C'est pour ça que lorsque je sais ou que je sens qu'elle est à la maison, je repars dehors m'occuper -- tous les prétextes sont bons -- et je rentre tard.

C'est pour ça que les activités du club de Mii sont si pratiques.

Malheureusement, il n'y en a pas obligatoirement tous les jours.

C'est pourquoi les jours où il n'y a pas club, j'ai pris l'habitude d'aller jouer dans la décharge à l'écart du village.

Et c'est là-bas que je me suis fait ma cabane secrète.

Eux n'ont qu'à faire ce qu'ils veulent à la maison.

Et moi, je n'ai qu'à aller me cacher dans ma cabane secrète et rester là-bas pour me remonter le moral.
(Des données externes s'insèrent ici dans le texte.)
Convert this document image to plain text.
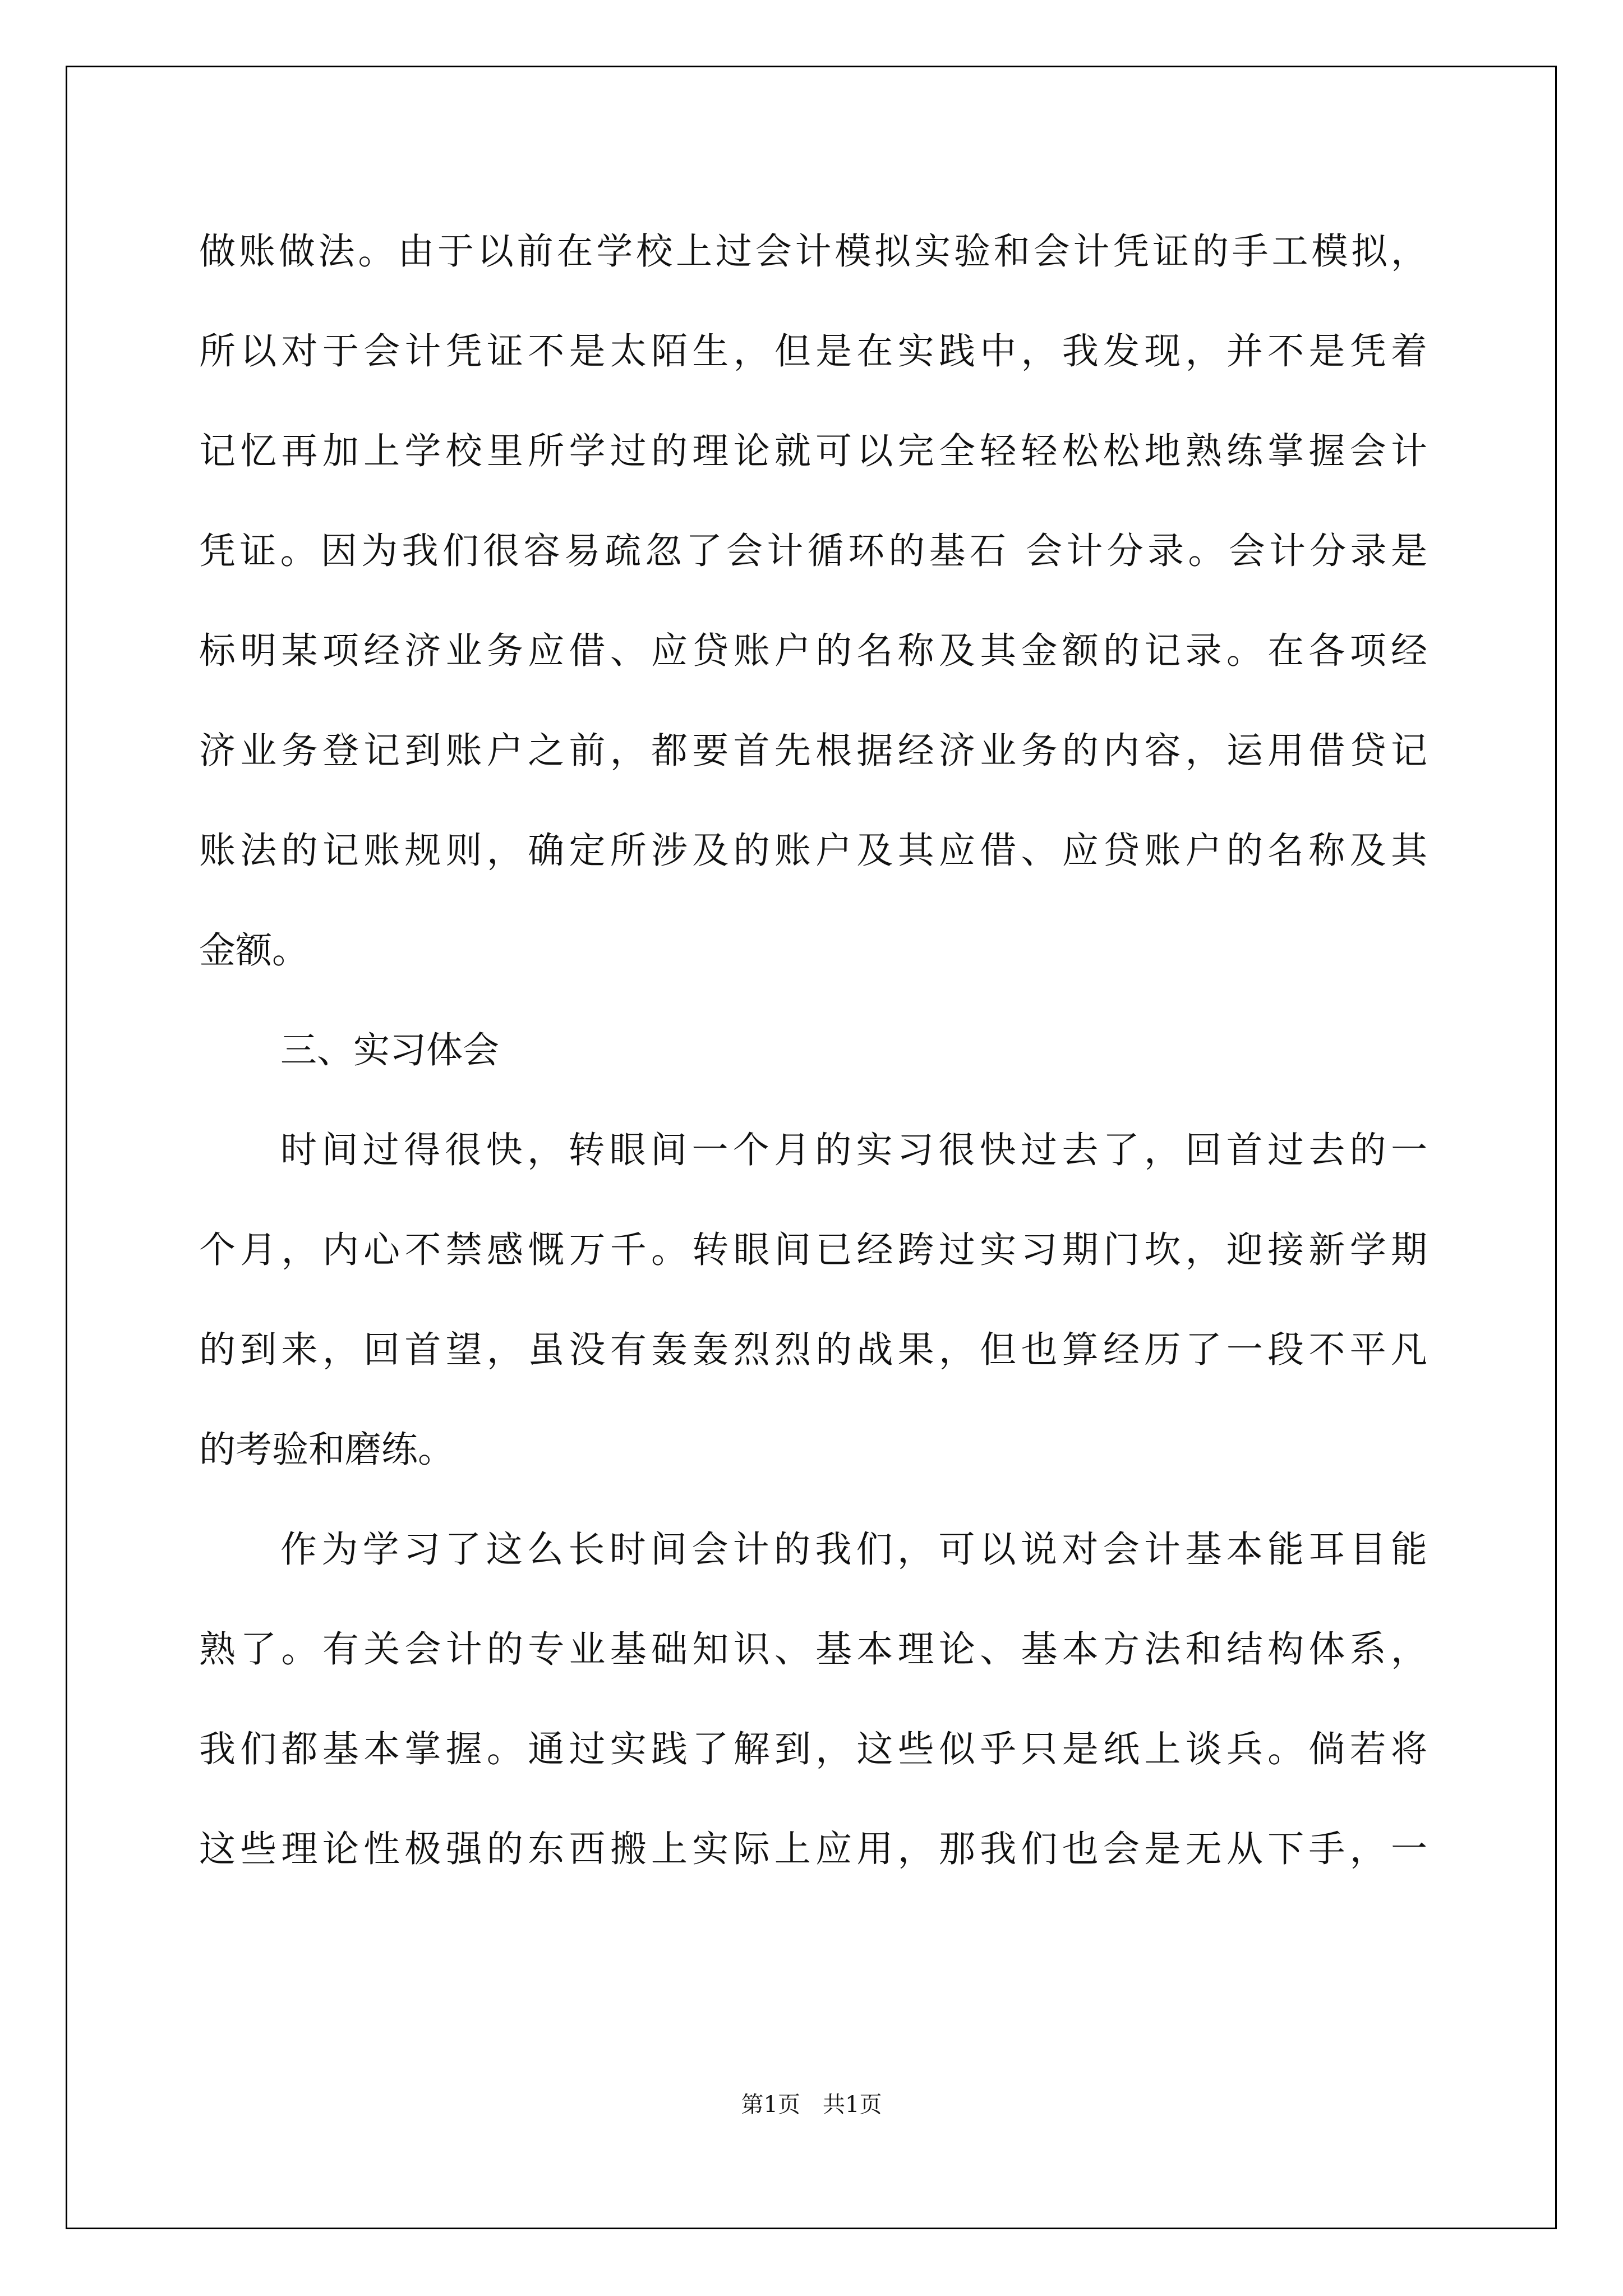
做账做法。由于以前在学校上过会计模拟实验和会计凭证的手工模拟，
所以对于会计凭证不是太陌生，但是在实践中，我发现，并不是凭着
记忆再加上学校里所学过的理论就可以完全轻轻松松地熟练掌握会计
凭证。因为我们很容易疏忽了会计循环的基石 会计分录。会计分录是
标明某项经济业务应借、应贷账户的名称及其金额的记录。在各项经
济业务登记到账户之前，都要首先根据经济业务的内容，运用借贷记
账法的记账规则，确定所涉及的账户及其应借、应贷账户的名称及其
金额。
三、实习体会
时间过得很快，转眼间一个月的实习很快过去了，回首过去的一
个月，内心不禁感慨万千。转眼间已经跨过实习期门坎，迎接新学期
的到来，回首望，虽没有轰轰烈烈的战果，但也算经历了一段不平凡
的考验和磨练。
作为学习了这么长时间会计的我们，可以说对会计基本能耳目能
熟了。有关会计的专业基础知识、基本理论、基本方法和结构体系，
我们都基本掌握。通过实践了解到，这些似乎只是纸上谈兵。倘若将
这些理论性极强的东西搬上实际上应用，那我们也会是无从下手，一
第1页　共1页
Pas la peine de les avoir tout le temps devant moi.

... Alors oui, cette façon de passer mes journées me déprime parfois.

Et même parfois, j'ai envie d'en parler à quelqu'un pour vider mon sac.

Seulement... Je sais aussi que ça ne servirait à rien.

Parce que c'est déjà le meilleur compromis.

Pour moi, le plus important désormais, c'est de surmonter la tristesse d'avoir perdu le monopole de la maison et de trouver le moyen de redevenir heureuse.

Je m'amuse comme une folle presque tous les jours.

Même maintenant, sur le chemin du retour, Keiichi me raconte des tas de choses drôles et bizarres, je ne m'ennuie pas avec lui.

Je devrais d'ailleurs avoir honte de penser à ce qui me fait déprimer pendant qu'il essaie de faire la conversation.

Mon père n'a pas besoin de moi pour devenir heureux, il saura se débrouiller tout seul.

Alors moi aussi, je n'ai qu'à me débrouiller de mon côté pour devenir heureuse.

Si cette situation me gêne, c'est parce que je ne suis pas encore prête à quitter le giron familial, mais je vais devoir m'y faire.

Et puis, comparé au choc brutal de l'annonce de ma mère, l'infiltration progressive de Rina n'était pas grand'chose, j'avais de quoi essayer de m'accoutumer à elle.

Et puis, je suis sûre que Rina sait très bien ce que je ressens.

Elle est gentille avec moi, mais elle ne cherche pas à en faire trop.

Elle doit avoir compris que je n'étais pas à l'aise avec elle.

Franchement, j'admire Rika pour avoir trouvé le goût de vivre malgré la mort de ses parents.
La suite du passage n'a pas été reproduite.